Cela faisait très longtemps que les membres de l’APGL avaient dans l’idée de laisser un témoignage de leur histoire, mais ils ne savaient pas sous quelle forme. Ils sont plusieurs à avoir vu "Aria", mon précédent long-métrage qui parle aussi de PMA et d’homoparentalité, et ils se sont dit que cela serait génial de faire un film. Ils me l’ont proposé et j’avais très envie de retravailler sur ce sujet-là. "Aria" était un film très personnel, avec un format vraiment orienté art contemporain. Or, la thématique est tellement large que j’avais encore plein de choses à dire. Là je trouvais intéressant de faire l’historique d’une association qui a 35 ans et de voir son évolution.
J’ai découvert des gens hyper investis, qui ont mis toute leur vie au service des droits des homoparents, sans forcément être mis en avant. On connaît beaucoup de grosses associations, comme Act Up et Aides qui ont fait des coups médiatiques, mais pas l’APGL, notamment car ses militants étaient coincés par le fait d’avoir des enfants. À l’époque où l’association s’est créée, on retirait leurs enfants aux homos en raison de leur orientation sexuelle. Ils devaient donc agir tout en restant discrets. Mais dans les moments où les décisions se prenaient et où il fallait être présents, ils étaient là et faisaient bouger les lignes.
Tu penses à un événement en particulier ?
Je pense aux auditions lors des débats sur le mariage pour tous. C’est l’APGL qui a insisté pour que les enfants soient entendus. Ce n’était pas du tout prévu. C’est l'association qui s'est battue pour que les principaux concernés soient entendus. Et ça a joué énormément je pense, que ceux qui sont devenus grands puissent s’exprimer. On a vu qu’ils n’étaient pas des enfants malheureux et maltraités, comme certains le prétendaient. En 35 ans, les militants ont réussi petit à petit à investir ces lieux de pouvoir décisionnaire.

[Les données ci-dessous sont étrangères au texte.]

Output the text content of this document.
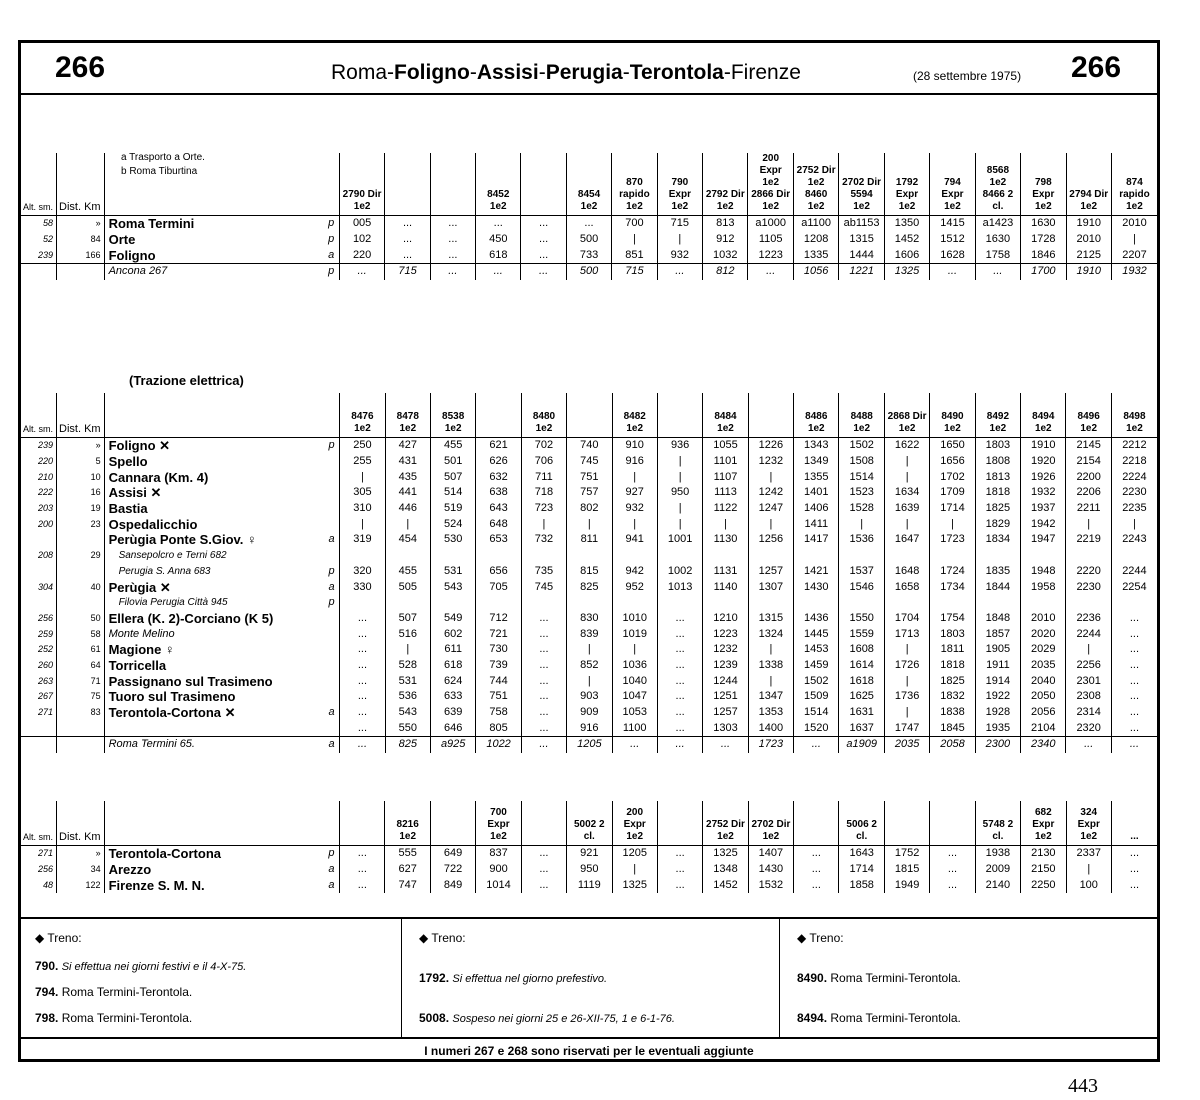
266	Roma-Foligno-Assisi-Perugia-Terontola-Firenze	(28 settembre 1975) 266
a Trasporto a Orte.
b Roma Tiburtina
Alt. sm.	Dist. Km			2790 Dir 1e2			8452 1e2		8454 1e2	870 rapido 1e2	790 Expr 1e2	2792 Dir 1e2	200 Expr 1e2 2866 Dir 1e2	2752 Dir 1e2 8460 1e2	2702 Dir 5594 1e2	1792 Expr 1e2	794 Expr 1e2	8568 1e2 8466 2 cl.	798 Expr 1e2	2794 Dir 1e2	874 rapido 1e2
58	»	Roma Termini	p	005	...	...	...	...	...	700	715	813	a1000	a1100	ab1153	1350	1415	a1423	1630	1910	2010
52	84	Orte	p	102	...	...	450	...	500	|	|	912	1105	1208	1315	1452	1512	1630	1728	2010	|
239	166	Foligno	a	220	...	...	618	...	733	851	932	1032	1223	1335	1444	1606	1628	1758	1846	2125	2207
		Ancona 267	p	...	715	...	...	...	500	715	...	812	...	1056	1221	1325	...	...	1700	1910	1932
(Trazione elettrica)
Alt. sm.	Dist. Km			8476 1e2	8478 1e2	8538 1e2		8480 1e2		8482 1e2		8484 1e2		8486 1e2	8488 1e2	2868 Dir 1e2	8490 1e2	8492 1e2	8494 1e2	8496 1e2	8498 1e2
239	»	Foligno ✕	p	250	427	455	621	702	740	910	936	1055	1226	1343	1502	1622	1650	1803	1910	2145	2212
220	5	Spello		255	431	501	626	706	745	916	|	1101	1232	1349	1508	|	1656	1808	1920	2154	2218
210	10	Cannara (Km. 4)		|	435	507	632	711	751	|	|	1107	|	1355	1514	|	1702	1813	1926	2200	2224
222	16	Assisi ✕		305	441	514	638	718	757	927	950	1113	1242	1401	1523	1634	1709	1818	1932	2206	2230
203	19	Bastia		310	446	519	643	723	802	932	|	1122	1247	1406	1528	1639	1714	1825	1937	2211	2235
200	23	Ospedalicchio		|	|	524	648	|	|	|	|	|	|	1411	|	|	|	1829	1942	|	|
		Perùgia Ponte S.Giov. ♀	a	319	454	530	653	732	811	941	1001	1130	1256	1417	1536	1647	1723	1834	1947	2219	2243
208	29	Sansepolcro e Terni 682																			
		Perugia S. Anna 683	p	320	455	531	656	735	815	942	1002	1131	1257	1421	1537	1648	1724	1835	1948	2220	2244
304	40	Perùgia ✕	a	330	505	543	705	745	825	952	1013	1140	1307	1430	1546	1658	1734	1844	1958	2230	2254
		Filovia Perugia Città 945	p																		
256	50	Ellera (K. 2)-Corciano (K 5)		...	507	549	712	...	830	1010	...	1210	1315	1436	1550	1704	1754	1848	2010	2236	...
259	58	Monte Melino		...	516	602	721	...	839	1019	...	1223	1324	1445	1559	1713	1803	1857	2020	2244	...
252	61	Magione ♀		...	|	611	730	...	|	|	...	1232	|	1453	1608	|	1811	1905	2029	|	...
260	64	Torricella		...	528	618	739	...	852	1036	...	1239	1338	1459	1614	1726	1818	1911	2035	2256	...
263	71	Passignano sul Trasimeno		...	531	624	744	...	|	1040	...	1244	|	1502	1618	|	1825	1914	2040	2301	...
267	75	Tuoro sul Trasimeno		...	536	633	751	...	903	1047	...	1251	1347	1509	1625	1736	1832	1922	2050	2308	...
271	83	Terontola-Cortona ✕	a	...	543	639	758	...	909	1053	...	1257	1353	1514	1631	|	1838	1928	2056	2314	...
				...	550	646	805	...	916	1100	...	1303	1400	1520	1637	1747	1845	1935	2104	2320	...
		Roma Termini 65.	a	...	825	a925	1022	...	1205	...	...	...	1723	...	a1909	2035	2058	2300	2340	...	...
Alt. sm.	Dist. Km				8216 1e2		700 Expr 1e2		5002 2 cl.	200 Expr 1e2		2752 Dir 1e2	2702 Dir 1e2		5006 2 cl.			5748 2 cl.	682 Expr 1e2	324 Expr 1e2	...
271	»	Terontola-Cortona	p	...	555	649	837	...	921	1205	...	1325	1407	...	1643	1752	...	1938	2130	2337	...
256	34	Arezzo	a	...	627	722	900	...	950	|	...	1348	1430	...	1714	1815	...	2009	2150	|	...
48	122	Firenze S. M. N.	a	...	747	849	1014	...	1119	1325	...	1452	1532	...	1858	1949	...	2140	2250	100	...
◆ Treno:
790. Si effettua nei giorni festivi e il 4-X-75.
794. Roma Termini-Terontola.
798. Roma Termini-Terontola.
◆ Treno:
1792. Si effettua nel giorno prefestivo.
5008. Sospeso nei giorni 25 e 26-XII-75, 1 e 6-1-76.
◆ Treno:
8490. Roma Termini-Terontola.
8494. Roma Termini-Terontola.
I numeri 267 e 268 sono riservati per le eventuali aggiunte
443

Dans le film, tu fais justement démarrer l’histoire de l’homoparentalité à 1986, année de création de l’APGL.
Oui, comme l’idée était vraiment de suivre l’histoire de cette association. Mais il faut savoir que le mot homoparentalité n’existait pas encore. C’est Martine Gross (sociologue au CNRS, qui a été co-présidente de l’APGL, ndlr) qui l’a introduite quelques années plus tard. Quand elle a commencé à produire des livres, elle s’est rendue compte qu’aucun texte ne parlait de cette thématique en France. Il a fallu trouver un titre, et c’est là qu’elle a choisi le terme d'homoparentalité, qui a été repris non seulement en France, mais également dans plein d’autres pays. C'est important car, comme le dit Martine Gross, tant qu’un mot n’existe pas, les gens ne peuvent pas le conceptualiser.
Tu évoquais les témoignages d’enfants lors des auditions du mariage pour tous. On les voit justement dans ton film. Il était important pour toi de les montrer ?
Oui, parce que ce qui est reproché le plus par les opposants, c’est que les homos auraient des enfants comme ils prendraient un animal ou un jouet. Qu’ils seraient incapables de les rendre heureux. Donc il fallait que ces enfants, puissent s’exprimer.
Je voulais aussi avoir des enfants de tous âges. J’ai par exemple passé la journée chez un couple de femmes qui ont eu deux petits garçons par PMA. Et pour eux, c’est la normalité, ils sont naturels, sans filtre.
"Au départ, nous avions prévu d’en faire un moyen-métrage, mais il y avait finalement tellement de matière qu’on en a fait un long-métrage."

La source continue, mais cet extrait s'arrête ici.